Safari on the other hand is really comparable in terms of tech issues and the main problem is that you can't even tell people to upgrade on iOS since they are stuck with it.

> in term of tech issues, not really no, it's not even close

It's not about tech issues. It's about pushing non-standard behavior. There are so many things Chrome implement and people start using, that other browsers have then to call them "standard" and make a similar implementation.

But even worse, since Google also is controlling some of the biggest websites, they can use this functionality and cripple other browsers for not supporting their "standards". Like YT has been horrendously slow on Fx for years. Not based on Fx being slow, but YT having implementation details that happen to work well on their own browser..

> in term of tech issues, not really no, it's not even close.

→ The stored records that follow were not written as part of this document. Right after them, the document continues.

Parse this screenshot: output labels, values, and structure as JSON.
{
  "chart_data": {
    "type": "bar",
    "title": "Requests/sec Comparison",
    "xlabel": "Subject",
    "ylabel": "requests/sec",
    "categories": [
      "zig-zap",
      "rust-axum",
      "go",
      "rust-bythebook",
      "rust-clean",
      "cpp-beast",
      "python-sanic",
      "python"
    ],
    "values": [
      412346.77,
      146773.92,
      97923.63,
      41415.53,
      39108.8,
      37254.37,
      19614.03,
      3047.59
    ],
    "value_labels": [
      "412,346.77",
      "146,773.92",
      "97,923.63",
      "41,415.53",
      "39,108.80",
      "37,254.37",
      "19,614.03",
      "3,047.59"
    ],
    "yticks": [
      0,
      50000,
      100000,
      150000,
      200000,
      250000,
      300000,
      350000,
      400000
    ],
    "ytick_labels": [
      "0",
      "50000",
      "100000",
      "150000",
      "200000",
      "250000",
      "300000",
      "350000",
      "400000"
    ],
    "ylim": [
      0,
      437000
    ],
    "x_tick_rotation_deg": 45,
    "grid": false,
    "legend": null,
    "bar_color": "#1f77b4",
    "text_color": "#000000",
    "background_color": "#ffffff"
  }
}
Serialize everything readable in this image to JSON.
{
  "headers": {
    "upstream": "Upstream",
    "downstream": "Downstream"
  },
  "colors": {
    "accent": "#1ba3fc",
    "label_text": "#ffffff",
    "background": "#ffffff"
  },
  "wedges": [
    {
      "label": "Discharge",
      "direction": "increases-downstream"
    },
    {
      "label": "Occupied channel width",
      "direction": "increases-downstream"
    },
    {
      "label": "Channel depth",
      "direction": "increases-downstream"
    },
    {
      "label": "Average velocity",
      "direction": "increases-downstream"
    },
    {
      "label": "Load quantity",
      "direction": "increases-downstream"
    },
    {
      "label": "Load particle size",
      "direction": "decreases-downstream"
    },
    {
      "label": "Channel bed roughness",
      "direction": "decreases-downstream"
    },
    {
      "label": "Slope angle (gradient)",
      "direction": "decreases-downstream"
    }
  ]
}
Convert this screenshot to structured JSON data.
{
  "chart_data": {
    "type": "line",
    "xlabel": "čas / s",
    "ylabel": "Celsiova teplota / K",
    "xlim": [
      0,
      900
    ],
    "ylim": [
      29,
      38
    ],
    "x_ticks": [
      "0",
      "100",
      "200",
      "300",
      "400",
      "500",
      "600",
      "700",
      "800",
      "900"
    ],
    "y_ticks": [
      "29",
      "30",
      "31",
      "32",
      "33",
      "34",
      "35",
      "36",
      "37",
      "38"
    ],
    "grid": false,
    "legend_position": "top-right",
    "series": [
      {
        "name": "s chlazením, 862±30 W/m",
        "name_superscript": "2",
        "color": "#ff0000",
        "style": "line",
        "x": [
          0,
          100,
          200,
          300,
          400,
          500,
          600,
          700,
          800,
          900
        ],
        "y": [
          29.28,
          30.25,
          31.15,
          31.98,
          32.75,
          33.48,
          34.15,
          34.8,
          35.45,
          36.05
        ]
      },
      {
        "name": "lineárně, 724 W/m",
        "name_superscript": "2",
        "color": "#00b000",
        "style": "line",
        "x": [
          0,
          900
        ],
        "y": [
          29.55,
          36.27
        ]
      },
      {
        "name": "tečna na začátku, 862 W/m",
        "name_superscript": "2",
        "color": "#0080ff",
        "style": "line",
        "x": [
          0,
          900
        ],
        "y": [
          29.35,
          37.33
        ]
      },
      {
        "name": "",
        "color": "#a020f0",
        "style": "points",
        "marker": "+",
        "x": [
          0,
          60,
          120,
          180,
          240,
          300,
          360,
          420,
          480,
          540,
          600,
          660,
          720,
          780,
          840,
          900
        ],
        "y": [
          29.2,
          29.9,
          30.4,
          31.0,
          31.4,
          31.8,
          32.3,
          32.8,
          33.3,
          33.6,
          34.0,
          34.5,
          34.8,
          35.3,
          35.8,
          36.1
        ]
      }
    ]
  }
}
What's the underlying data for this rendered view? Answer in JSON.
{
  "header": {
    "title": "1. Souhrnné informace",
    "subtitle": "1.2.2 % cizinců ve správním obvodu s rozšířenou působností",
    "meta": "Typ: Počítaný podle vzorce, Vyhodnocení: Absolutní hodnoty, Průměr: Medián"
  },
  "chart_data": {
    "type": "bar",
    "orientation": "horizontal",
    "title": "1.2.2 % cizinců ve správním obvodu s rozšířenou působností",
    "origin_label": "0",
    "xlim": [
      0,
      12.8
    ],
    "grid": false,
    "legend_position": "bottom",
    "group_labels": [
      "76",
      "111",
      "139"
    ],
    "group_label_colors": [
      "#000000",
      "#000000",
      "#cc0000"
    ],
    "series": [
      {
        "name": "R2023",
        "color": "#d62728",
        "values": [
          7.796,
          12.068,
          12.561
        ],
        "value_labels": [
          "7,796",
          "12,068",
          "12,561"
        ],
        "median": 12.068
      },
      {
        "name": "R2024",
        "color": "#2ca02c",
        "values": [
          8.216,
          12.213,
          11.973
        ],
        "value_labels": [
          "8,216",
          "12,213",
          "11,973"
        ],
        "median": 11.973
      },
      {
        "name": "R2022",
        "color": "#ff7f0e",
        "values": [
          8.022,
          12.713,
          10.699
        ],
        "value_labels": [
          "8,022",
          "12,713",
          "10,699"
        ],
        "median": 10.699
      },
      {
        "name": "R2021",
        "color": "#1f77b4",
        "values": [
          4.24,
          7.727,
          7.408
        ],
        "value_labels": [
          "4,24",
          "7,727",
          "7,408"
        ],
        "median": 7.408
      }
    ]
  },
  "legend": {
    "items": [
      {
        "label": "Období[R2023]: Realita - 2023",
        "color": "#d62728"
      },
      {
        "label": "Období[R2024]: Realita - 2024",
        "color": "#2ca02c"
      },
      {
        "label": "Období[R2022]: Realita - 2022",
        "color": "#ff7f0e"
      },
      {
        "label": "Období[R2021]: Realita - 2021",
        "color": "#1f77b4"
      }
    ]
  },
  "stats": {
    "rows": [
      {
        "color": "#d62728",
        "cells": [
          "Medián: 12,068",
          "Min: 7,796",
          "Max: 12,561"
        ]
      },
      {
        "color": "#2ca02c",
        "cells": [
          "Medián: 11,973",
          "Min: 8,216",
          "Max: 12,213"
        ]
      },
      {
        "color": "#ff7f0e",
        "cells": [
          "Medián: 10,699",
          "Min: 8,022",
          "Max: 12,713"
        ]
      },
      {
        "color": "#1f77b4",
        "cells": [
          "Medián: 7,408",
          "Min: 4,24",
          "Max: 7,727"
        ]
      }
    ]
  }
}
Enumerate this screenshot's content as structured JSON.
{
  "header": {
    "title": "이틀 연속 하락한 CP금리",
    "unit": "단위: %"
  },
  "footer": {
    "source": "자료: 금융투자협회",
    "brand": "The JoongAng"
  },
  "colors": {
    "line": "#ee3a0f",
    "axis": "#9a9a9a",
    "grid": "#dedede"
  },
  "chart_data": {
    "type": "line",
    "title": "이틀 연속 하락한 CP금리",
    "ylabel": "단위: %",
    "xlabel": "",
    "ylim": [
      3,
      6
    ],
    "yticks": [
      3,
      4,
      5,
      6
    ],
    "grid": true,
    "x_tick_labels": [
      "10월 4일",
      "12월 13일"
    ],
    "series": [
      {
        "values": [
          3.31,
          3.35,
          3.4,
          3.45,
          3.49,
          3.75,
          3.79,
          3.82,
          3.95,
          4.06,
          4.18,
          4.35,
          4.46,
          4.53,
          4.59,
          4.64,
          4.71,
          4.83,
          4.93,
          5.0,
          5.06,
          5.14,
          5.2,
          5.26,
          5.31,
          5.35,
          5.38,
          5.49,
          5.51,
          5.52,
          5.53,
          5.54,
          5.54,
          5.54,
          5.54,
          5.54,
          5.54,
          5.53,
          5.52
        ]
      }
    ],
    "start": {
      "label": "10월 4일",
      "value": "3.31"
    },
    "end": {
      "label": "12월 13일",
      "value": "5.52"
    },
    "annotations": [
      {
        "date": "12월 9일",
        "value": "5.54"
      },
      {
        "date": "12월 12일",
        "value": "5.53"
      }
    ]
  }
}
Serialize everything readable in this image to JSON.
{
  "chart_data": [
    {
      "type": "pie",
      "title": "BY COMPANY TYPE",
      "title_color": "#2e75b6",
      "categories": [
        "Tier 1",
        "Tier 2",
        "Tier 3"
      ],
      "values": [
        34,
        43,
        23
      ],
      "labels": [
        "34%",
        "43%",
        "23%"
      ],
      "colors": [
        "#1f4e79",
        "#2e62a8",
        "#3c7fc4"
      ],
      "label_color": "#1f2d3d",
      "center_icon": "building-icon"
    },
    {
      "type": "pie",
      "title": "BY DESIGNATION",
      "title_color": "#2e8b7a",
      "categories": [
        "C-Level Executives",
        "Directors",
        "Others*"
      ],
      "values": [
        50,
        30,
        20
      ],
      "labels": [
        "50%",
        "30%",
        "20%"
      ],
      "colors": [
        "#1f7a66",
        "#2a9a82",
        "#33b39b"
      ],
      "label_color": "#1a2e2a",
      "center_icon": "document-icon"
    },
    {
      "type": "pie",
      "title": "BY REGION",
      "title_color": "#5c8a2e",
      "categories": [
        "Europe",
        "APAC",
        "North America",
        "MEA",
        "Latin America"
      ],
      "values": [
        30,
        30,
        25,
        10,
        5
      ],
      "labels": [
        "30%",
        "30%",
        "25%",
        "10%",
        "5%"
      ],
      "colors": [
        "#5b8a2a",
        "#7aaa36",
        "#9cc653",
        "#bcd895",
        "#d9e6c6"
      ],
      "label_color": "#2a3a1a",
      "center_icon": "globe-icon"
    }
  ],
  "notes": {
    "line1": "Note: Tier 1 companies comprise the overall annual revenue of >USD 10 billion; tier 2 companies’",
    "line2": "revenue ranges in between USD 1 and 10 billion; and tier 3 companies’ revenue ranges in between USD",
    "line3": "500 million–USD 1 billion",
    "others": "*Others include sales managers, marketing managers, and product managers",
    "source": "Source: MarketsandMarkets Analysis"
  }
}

Like with IE that is the next step.

Once competition is utterly crushed, do you think Google "can defend" using tens of millions a year on this?

Microsoft "could not" and they have a much stronger history of maintaining stuff.

Why then would I think that a company that cannot even properly maintain their main public facing property, the search engine?

You know it used to be superior, today it is utterly meh, and no it isn't search spam sites, it is failing to acknowledge doublequotes and the verbatim setting. A billion spam sites cannot break that. Lack of competition can though.

I dunno, Safari uses a ton less memory and CPU on my MacBook Pro.